Initiative wants to convert more Addison County homes to solar

Duane Peterson, co-president of Waterbury-based SunCommon, said his firm’s new financial and installation effort will get more Addison County homeowners to install solar-electric panels in the coming months—without any upfront costs. He spoke at a downtown Middlebury news conference Oct. 2.

Duane Peterson, co-president of Waterbury-based SunCommon, said his firm’s new financial and installation effort will get more Addison County homeowners to install solar-electric panels in the coming months—without any upfront costs. He spoke at a downtown Middlebury news conference Oct. 2. Photo by Louis Varricchio.

— A new financial and installation effort by a solar energy initiative, is off and running to get more Addison County homeowners installing solar-electric panels in the next year or so.

Officials of Waterbury-based SunCommon, which is part entrepreneurial, part solar advocacy, said they will be able to get local homeowners to “go solar” without upfront costs.

The self-described socially responsible businesses opened its doors in Addison County, to provide solar to residents, Oct. 2.

SunCommon’s Duane Peterson, co-president—along with Dan Conant and Jessica Edgerly—were joined by State Reps. Diane Lanpher (D) and Willem Jewett (D), as well as Ferrisburgh Energy Coordinator Bob McNary.

The group announced the new Addison County “green” business venture at the gazebo on the Middlebury Green last week.

“I have never met a Vermonter who wasn’t interested in going solar, but solar used to be too expensive,” Conant said. “And Addison County residents can now get solar with no upfront cost—and a monthly payment that is the same, or less, than what the homeowner would have had to pay the electric company.”

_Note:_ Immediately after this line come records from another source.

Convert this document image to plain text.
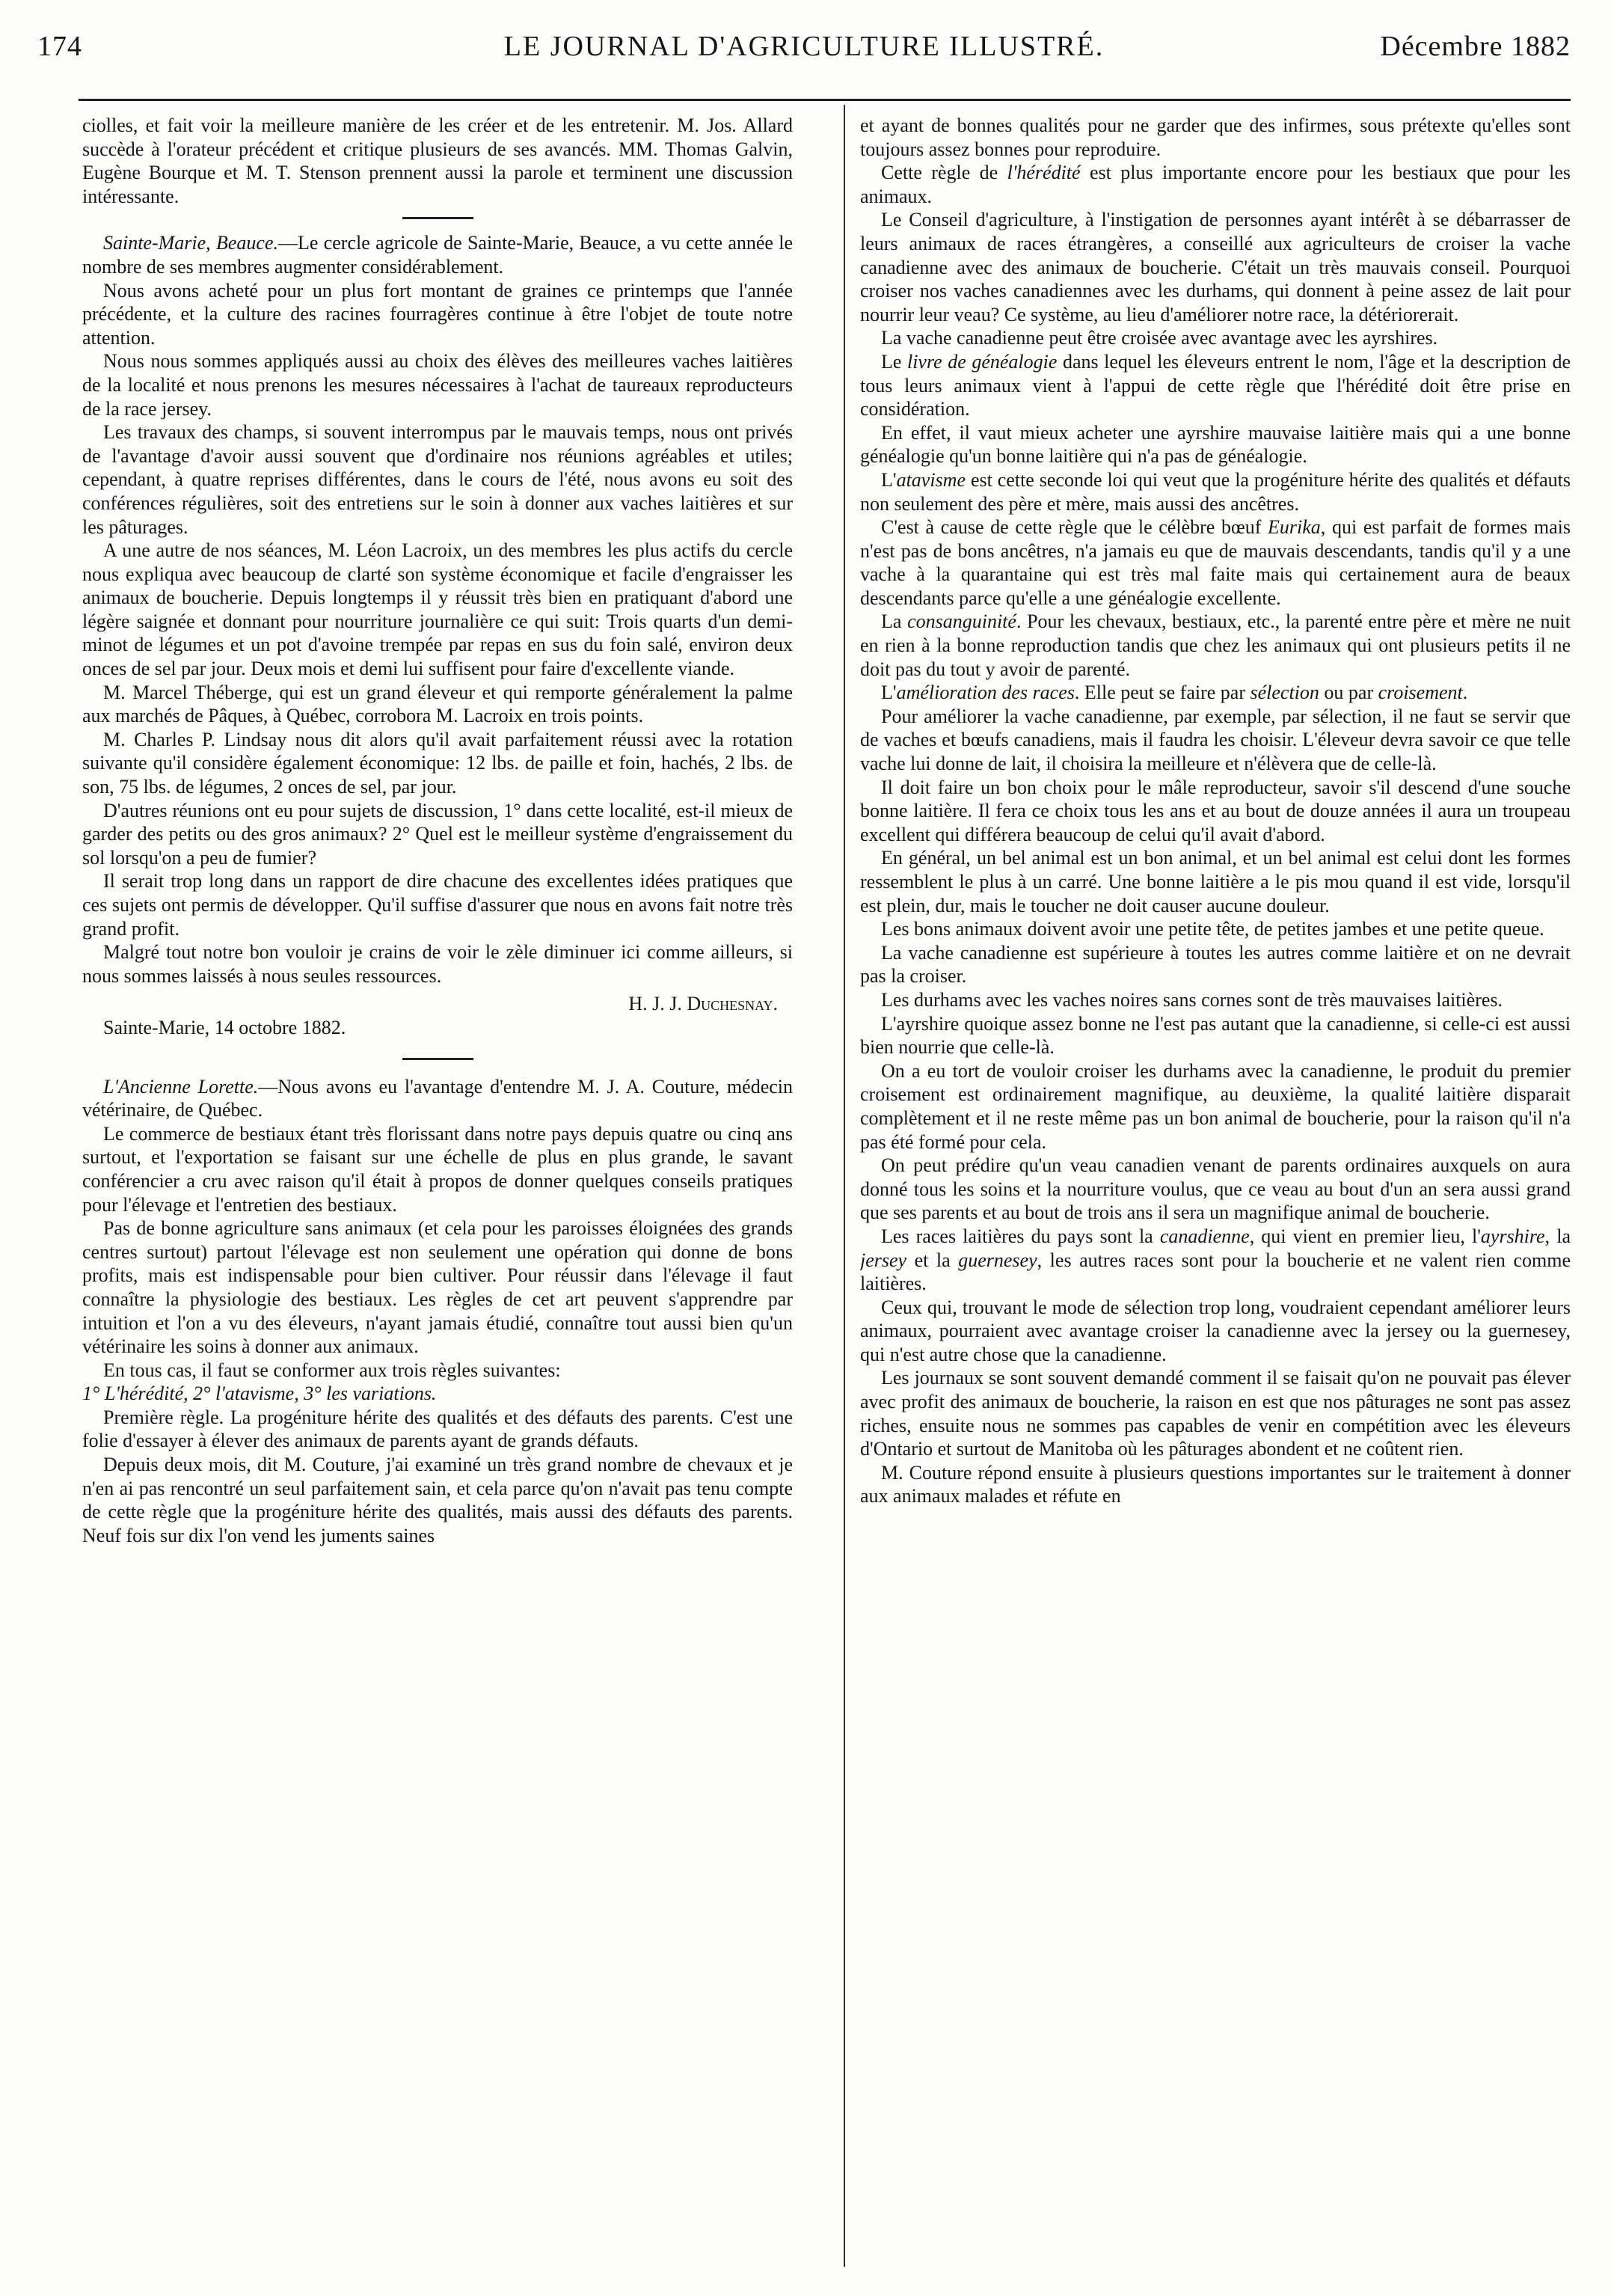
174	LE JOURNAL D'AGRICULTURE ILLUSTRÉ.	Décembre 1882

ciolles, et fait voir la meilleure manière de les créer et de les entretenir. M. Jos. Allard succède à l'orateur précédent et critique plusieurs de ses avancés. MM. Thomas Galvin, Eugène Bourque et M. T. Stenson prennent aussi la parole et terminent une discussion intéressante.

Sainte-Marie, Beauce.—Le cercle agricole de Sainte-Marie, Beauce, a vu cette année le nombre de ses membres augmenter considérablement.

Nous avons acheté pour un plus fort montant de graines ce printemps que l'année précédente, et la culture des racines fourragères continue à être l'objet de toute notre attention.

Nous nous sommes appliqués aussi au choix des élèves des meilleures vaches laitières de la localité et nous prenons les mesures nécessaires à l'achat de taureaux reproducteurs de la race jersey.

Les travaux des champs, si souvent interrompus par le mauvais temps, nous ont privés de l'avantage d'avoir aussi souvent que d'ordinaire nos réunions agréables et utiles; cependant, à quatre reprises différentes, dans le cours de l'été, nous avons eu soit des conférences régulières, soit des entretiens sur le soin à donner aux vaches laitières et sur les pâturages.

A une autre de nos séances, M. Léon Lacroix, un des membres les plus actifs du cercle nous expliqua avec beaucoup de clarté son système économique et facile d'engraisser les animaux de boucherie. Depuis longtemps il y réussit très bien en pratiquant d'abord une légère saignée et donnant pour nourriture journalière ce qui suit: Trois quarts d'un demi-minot de légumes et un pot d'avoine trempée par repas en sus du foin salé, environ deux onces de sel par jour. Deux mois et demi lui suffisent pour faire d'excellente viande.

M. Marcel Théberge, qui est un grand éleveur et qui remporte généralement la palme aux marchés de Pâques, à Québec, corrobora M. Lacroix en trois points.

M. Charles P. Lindsay nous dit alors qu'il avait parfaitement réussi avec la rotation suivante qu'il considère également économique: 12 lbs. de paille et foin, hachés, 2 lbs. de son, 75 lbs. de légumes, 2 onces de sel, par jour.

D'autres réunions ont eu pour sujets de discussion, 1° dans cette localité, est-il mieux de garder des petits ou des gros animaux? 2° Quel est le meilleur système d'engraissement du sol lorsqu'on a peu de fumier?

Il serait trop long dans un rapport de dire chacune des excellentes idées pratiques que ces sujets ont permis de développer. Qu'il suffise d'assurer que nous en avons fait notre très grand profit.

Malgré tout notre bon vouloir je crains de voir le zèle diminuer ici comme ailleurs, si nous sommes laissés à nous seules ressources.

H. J. J. Duchesnay.

Sainte-Marie, 14 octobre 1882.

L'Ancienne Lorette.—Nous avons eu l'avantage d'entendre M. J. A. Couture, médecin vétérinaire, de Québec.

Le commerce de bestiaux étant très florissant dans notre pays depuis quatre ou cinq ans surtout, et l'exportation se faisant sur une échelle de plus en plus grande, le savant conférencier a cru avec raison qu'il était à propos de donner quelques conseils pratiques pour l'élevage et l'entretien des bestiaux.

Pas de bonne agriculture sans animaux (et cela pour les paroisses éloignées des grands centres surtout) partout l'élevage est non seulement une opération qui donne de bons profits, mais est indispensable pour bien cultiver. Pour réussir dans l'élevage il faut connaître la physiologie des bestiaux. Les règles de cet art peuvent s'apprendre par intuition et l'on a vu des éleveurs, n'ayant jamais étudié, connaître tout aussi bien qu'un vétérinaire les soins à donner aux animaux.

En tous cas, il faut se conformer aux trois règles suivantes:

1° L'hérédité, 2° l'atavisme, 3° les variations.

Première règle. La progéniture hérite des qualités et des défauts des parents. C'est une folie d'essayer à élever des animaux de parents ayant de grands défauts.

Depuis deux mois, dit M. Couture, j'ai examiné un très grand nombre de chevaux et je n'en ai pas rencontré un seul parfaitement sain, et cela parce qu'on n'avait pas tenu compte de cette règle que la progéniture hérite des qualités, mais aussi des défauts des parents. Neuf fois sur dix l'on vend les juments saines

et ayant de bonnes qualités pour ne garder que des infirmes, sous prétexte qu'elles sont toujours assez bonnes pour reproduire.

Cette règle de l'hérédité est plus importante encore pour les bestiaux que pour les animaux.

Le Conseil d'agriculture, à l'instigation de personnes ayant intérêt à se débarrasser de leurs animaux de races étrangères, a conseillé aux agriculteurs de croiser la vache canadienne avec des animaux de boucherie. C'était un très mauvais conseil. Pourquoi croiser nos vaches canadiennes avec les durhams, qui donnent à peine assez de lait pour nourrir leur veau? Ce système, au lieu d'améliorer notre race, la détériorerait.

La vache canadienne peut être croisée avec avantage avec les ayrshires.

Le livre de généalogie dans lequel les éleveurs entrent le nom, l'âge et la description de tous leurs animaux vient à l'appui de cette règle que l'hérédité doit être prise en considération.

En effet, il vaut mieux acheter une ayrshire mauvaise laitière mais qui a une bonne généalogie qu'un bonne laitière qui n'a pas de généalogie.

L'atavisme est cette seconde loi qui veut que la progéniture hérite des qualités et défauts non seulement des père et mère, mais aussi des ancêtres.

C'est à cause de cette règle que le célèbre bœuf Eurika, qui est parfait de formes mais n'est pas de bons ancêtres, n'a jamais eu que de mauvais descendants, tandis qu'il y a une vache à la quarantaine qui est très mal faite mais qui certainement aura de beaux descendants parce qu'elle a une généalogie excellente.

La consanguinité. Pour les chevaux, bestiaux, etc., la parenté entre père et mère ne nuit en rien à la bonne reproduction tandis que chez les animaux qui ont plusieurs petits il ne doit pas du tout y avoir de parenté.

L'amélioration des races. Elle peut se faire par sélection ou par croisement.

Pour améliorer la vache canadienne, par exemple, par sélection, il ne faut se servir que de vaches et bœufs canadiens, mais il faudra les choisir. L'éleveur devra savoir ce que telle vache lui donne de lait, il choisira la meilleure et n'élèvera que de celle-là.

Il doit faire un bon choix pour le mâle reproducteur, savoir s'il descend d'une souche bonne laitière. Il fera ce choix tous les ans et au bout de douze années il aura un troupeau excellent qui différera beaucoup de celui qu'il avait d'abord.

En général, un bel animal est un bon animal, et un bel animal est celui dont les formes ressemblent le plus à un carré. Une bonne laitière a le pis mou quand il est vide, lorsqu'il est plein, dur, mais le toucher ne doit causer aucune douleur.

Les bons animaux doivent avoir une petite tête, de petites jambes et une petite queue.

La vache canadienne est supérieure à toutes les autres comme laitière et on ne devrait pas la croiser.

Les durhams avec les vaches noires sans cornes sont de très mauvaises laitières.

L'ayrshire quoique assez bonne ne l'est pas autant que la canadienne, si celle-ci est aussi bien nourrie que celle-là.

On a eu tort de vouloir croiser les durhams avec la canadienne, le produit du premier croisement est ordinairement magnifique, au deuxième, la qualité laitière disparait complètement et il ne reste même pas un bon animal de boucherie, pour la raison qu'il n'a pas été formé pour cela.

On peut prédire qu'un veau canadien venant de parents ordinaires auxquels on aura donné tous les soins et la nourriture voulus, que ce veau au bout d'un an sera aussi grand que ses parents et au bout de trois ans il sera un magnifique animal de boucherie.

Les races laitières du pays sont la canadienne, qui vient en premier lieu, l'ayrshire, la jersey et la guernesey, les autres races sont pour la boucherie et ne valent rien comme laitières.

Ceux qui, trouvant le mode de sélection trop long, voudraient cependant améliorer leurs animaux, pourraient avec avantage croiser la canadienne avec la jersey ou la guernesey, qui n'est autre chose que la canadienne.

Les journaux se sont souvent demandé comment il se faisait qu'on ne pouvait pas élever avec profit des animaux de boucherie, la raison en est que nos pâturages ne sont pas assez riches, ensuite nous ne sommes pas capables de venir en compétition avec les éleveurs d'Ontario et surtout de Manitoba où les pâturages abondent et ne coûtent rien.

M. Couture répond ensuite à plusieurs questions importantes sur le traitement à donner aux animaux malades et réfute en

Conant told reporters that SunCommon promises to install solar electric systems by converting a homeowner’s utility bill into a new monthly solar-power payment.

McNary—along with other individuals—were instrumental in getting the Vermont company to open operations in Addison County.

“When I first heard about SunCommon in March, it was obvious to me what they could do to increase renewable energy in Ferrisburgh,” said McNary. “So, I called them up and asked them what it would take to bring them down to Addison.”

SunCommon’s Conant said the firm responded to McNary’s request after it had received other requests.

“More than 100 families across Addison County lobbied SunCommon to make this opportunity available to them,” he said. “So, we got ourselves here as soon as we could.”